0

we are developing a website that needs to convert PDF files into HTML because some of the PDF has a form (not necessarily fillable PDF, these PDFs are printed to be filled up).

So we want it to be filled up through our website instead of printing the files and filled up by pen. We are going paperless.

DocuSign provides these wherein you can upload PDF, then you can customized it to have textboxes, checkbox. So we're kinda using DocuSign as a reference but still haven't figured out how they did it (Almost perfect convertion of PDF to HTML vice-versa).

So far I've tried several 3rd party softwares for converting PDF to HTML. I've tried XPDF, Poppler, & ImageMagick.

ImageMagick converts a PDF to an image which is not suitable as these images has a large size when converted back to a PDF for printing.

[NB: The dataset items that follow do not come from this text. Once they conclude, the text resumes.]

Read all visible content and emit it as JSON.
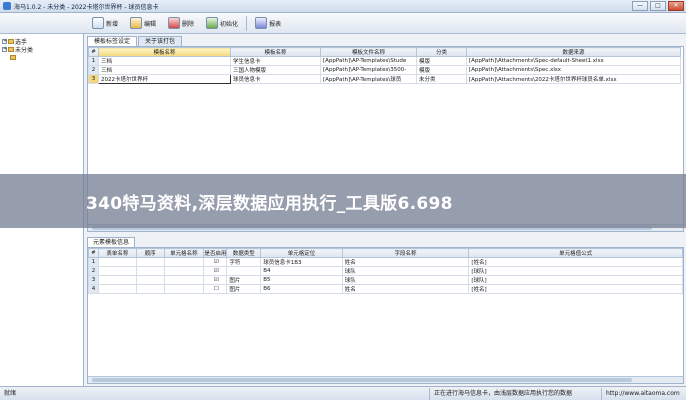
{
  "window": {
    "title": "海马1.0.2 - 未分类 - 2022卡塔尔世界杯 - 球员信息卡",
    "minimize_label": "—",
    "maximize_label": "□",
    "close_label": "✕"
  },
  "toolbar": {
    "new_label": "新增",
    "edit_label": "编辑",
    "delete_label": "删除",
    "init_label": "初始化",
    "report_label": "报表"
  },
  "tree": {
    "root_expander": "+",
    "items": [
      {
        "label": "选手",
        "level": 0,
        "expander": "+"
      },
      {
        "label": "未分类",
        "level": 0,
        "expander": "+"
      },
      {
        "label": "",
        "level": 1,
        "expander": ""
      }
    ]
  },
  "tabs": [
    "模板标签设定",
    "关于该打包"
  ],
  "template_grid": {
    "headers": [
      "#",
      "模板名称",
      "模板名称",
      "模板文件名称",
      "分类",
      "数据来源"
    ],
    "rows": [
      {
        "n": "1",
        "cells": [
          "三档",
          "学生信息卡",
          "[AppPath]\\AP-Templates\\Stude",
          "模版",
          "[AppPath]\\Attachments\\Spec-default-Sheet1.xlsx"
        ]
      },
      {
        "n": "2",
        "cells": [
          "三档",
          "三国人物模版",
          "[AppPath]\\AP-Templates\\3500-",
          "模版",
          "[AppPath]\\Attachments\\Spec.xlsx"
        ]
      },
      {
        "n": "3",
        "cells": [
          "2022卡塔尔世界杯",
          "球员信息卡",
          "[AppPath]\\AP-Templates\\球员",
          "未分类",
          "[AppPath]\\Attachments\\2022卡塔尔世界杯球员名单.xlsx"
        ]
      }
    ]
  },
  "bottom_tab": "元素模板信息",
  "field_grid": {
    "headers": [
      "#",
      "表单名称",
      "顺序",
      "单元格名称",
      "是否启用",
      "数据类型",
      "单元格定位",
      "字段名称",
      "单元格值公式"
    ],
    "rows": [
      {
        "n": "1",
        "cells": [
          "",
          "",
          "",
          "☑",
          "字符",
          "球员信息卡1B3",
          "姓名",
          "[姓名]"
        ]
      },
      {
        "n": "2",
        "cells": [
          "",
          "",
          "",
          "☑",
          "",
          "B4",
          "球队",
          "[球队]"
        ]
      },
      {
        "n": "3",
        "cells": [
          "",
          "",
          "",
          "☑",
          "图片",
          "B5",
          "球队",
          "[球队]"
        ]
      },
      {
        "n": "4",
        "cells": [
          "",
          "",
          "",
          "☐",
          "图片",
          "B6",
          "姓名",
          "[姓名]"
        ]
      }
    ]
  },
  "status": {
    "left": "就绪",
    "middle": "正在进行海马信息卡，由浅层数据应用执行您的数据",
    "right": "http://www.aitaoma.com"
  },
  "banner": {
    "text": "340特马资料,深层数据应用执行_工具版6.698"
  }
}
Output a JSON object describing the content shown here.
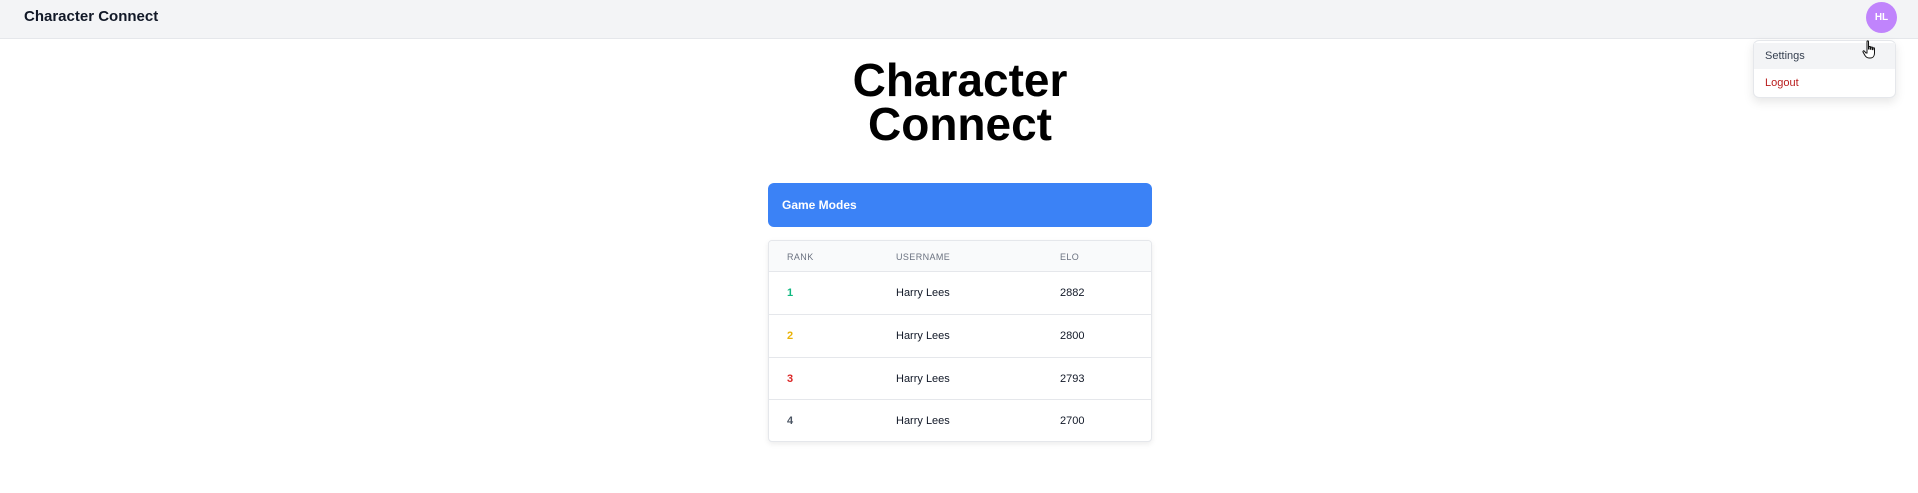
{
  "app": {
    "brand": "Character Connect"
  },
  "user_menu": {
    "avatar_initials": "HL",
    "items": [
      {
        "label": "Settings"
      },
      {
        "label": "Logout"
      }
    ]
  },
  "hero": {
    "line1": "Character",
    "line2": "Connect"
  },
  "game_modes": {
    "label": "Game Modes"
  },
  "leaderboard": {
    "headers": [
      "RANK",
      "USERNAME",
      "ELO"
    ],
    "rows": [
      {
        "rank": "1",
        "username": "Harry Lees",
        "elo": "2882",
        "rank_color": "#10b981"
      },
      {
        "rank": "2",
        "username": "Harry Lees",
        "elo": "2800",
        "rank_color": "#eab308"
      },
      {
        "rank": "3",
        "username": "Harry Lees",
        "elo": "2793",
        "rank_color": "#dc2626"
      },
      {
        "rank": "4",
        "username": "Harry Lees",
        "elo": "2700",
        "rank_color": "#4b5563"
      }
    ]
  },
  "colors": {
    "accent": "#3b82f6",
    "avatar": "#c084fc",
    "logout": "#b91c1c"
  }
}
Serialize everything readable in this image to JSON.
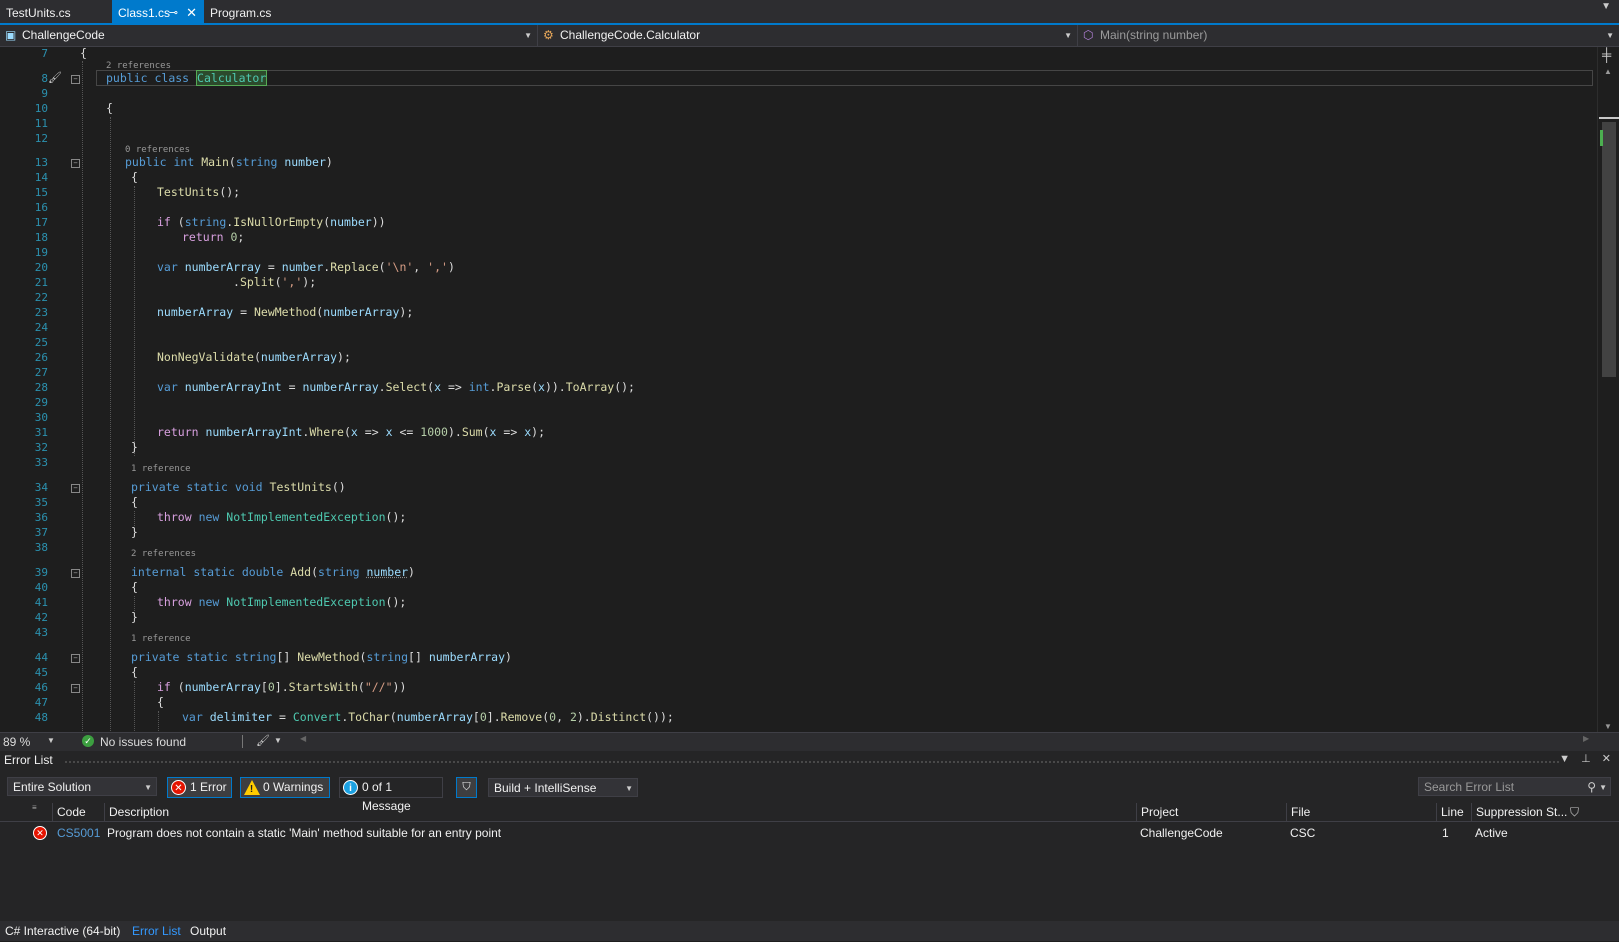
{
  "tabs": [
    {
      "label": "TestUnits.cs"
    },
    {
      "label": "Class1.cs",
      "active": true
    },
    {
      "label": "Program.cs"
    }
  ],
  "navbar": {
    "project": "ChallengeCode",
    "class": "ChallengeCode.Calculator",
    "member": "Main(string number)"
  },
  "editor": {
    "line_numbers": [
      "7",
      "8",
      "9",
      "10",
      "11",
      "12",
      "13",
      "14",
      "15",
      "16",
      "17",
      "18",
      "19",
      "20",
      "21",
      "22",
      "23",
      "24",
      "25",
      "26",
      "27",
      "28",
      "29",
      "30",
      "31",
      "32",
      "33",
      "34",
      "35",
      "36",
      "37",
      "38",
      "39",
      "40",
      "41",
      "42",
      "43",
      "44",
      "45",
      "46",
      "47",
      "48"
    ],
    "lenses": {
      "class": "2 references",
      "main": "0 references",
      "testunits": "1 reference",
      "add": "2 references",
      "newmethod": "1 reference"
    }
  },
  "status": {
    "zoom": "89 %",
    "issues": "No issues found"
  },
  "errorlist": {
    "title": "Error List",
    "scope": "Entire Solution",
    "errors_btn": "1 Error",
    "warnings_btn": "0 Warnings",
    "messages_btn": "0 of 1 Message",
    "build_filter": "Build + IntelliSense",
    "search_placeholder": "Search Error List",
    "columns": {
      "code": "Code",
      "description": "Description",
      "project": "Project",
      "file": "File",
      "line": "Line",
      "suppression": "Suppression St..."
    },
    "rows": [
      {
        "code": "CS5001",
        "description": "Program does not contain a static 'Main' method suitable for an entry point",
        "project": "ChallengeCode",
        "file": "CSC",
        "line": "1",
        "suppression": "Active"
      }
    ]
  },
  "bottom_tabs": [
    "C# Interactive (64-bit)",
    "Error List",
    "Output"
  ],
  "colors": {
    "accent": "#007acc",
    "keyword": "#569cd6",
    "type": "#4ec9b0",
    "method": "#dcdcaa",
    "error": "#e51400"
  }
}
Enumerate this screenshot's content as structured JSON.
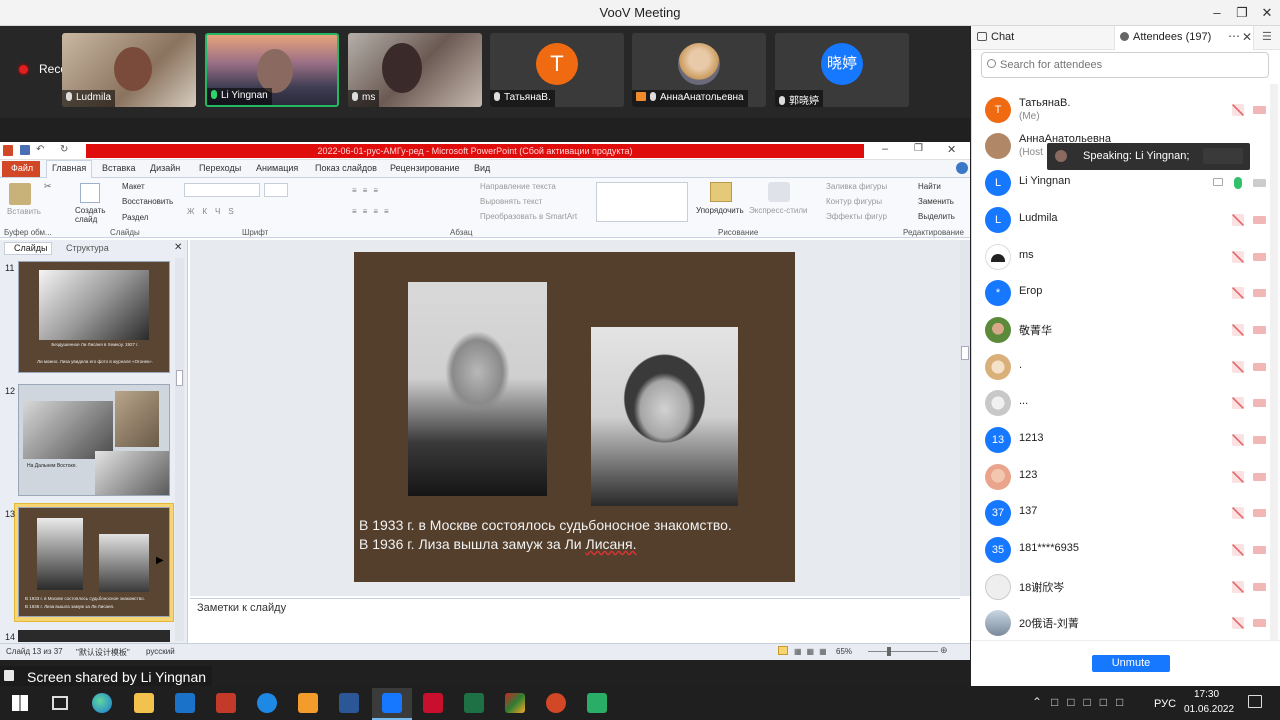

Poppler is a fork XPDF based on my research, I've tried it after using XPDF to see if it's better, it basically does what XPDF do but it converts the PDF to have bigger pixels on the CSS when converted to HTML. That's fine but it loses the font family.

XPDF converts PDF to HTML but the pixel is smaller, so when I convert it back to PDF, it does not fit the whole page, and I still have to manually adjust all the CSS to fit it.

So after using these 3rd party softwares, I convert back the HTML files into PDF using MPDF, and the converted files has so much inconsistencies. Texts are not aligned properly. It's basically not the same as the original PDF.

Any help will be appreciated thanks!

fsnight
  • 17
  • 1
  • 7

1 Answers1

0

What you are trying to do is not as straight forward it may seem. I have worked with Adobe Sign, formerly known as EchoSign, for years and I have a pretty good idea on how these services work. With that been said I strongly suggest looking into one of these eSign services instead of trying to roll out your own. It will save you a lot of time.

This is how it all works

  1. The PDF must have a form itself with named fields. In other words, if you open such PDF in Adobe Reader or Chrome you should be able to fill in the fields. If your PDF does not have a PDF form you will need additional software like Acrobat PRO to create the form.
  2. You must convert the PDF into a flat image that can be rendered in the browser.
  3. You will need a tool to extract the PDF Form information, such as the field names, types, dimensions, and coordinates.
  4. With all this information you can then render the PDF image(s) in the browser. Place absolute positioned HTML form elements over the image using the field type, dimensions, and coordinates from the previous step. Each HTML element needs to reference a PDF form field by name.
  5. Once you have collected the information and a data map like field_name => field_value from your HTML widget, you will need to use additional software to programmatically fill in the PDF form in the original PDF. A PDF form information is often stored in FDF or XFDF file.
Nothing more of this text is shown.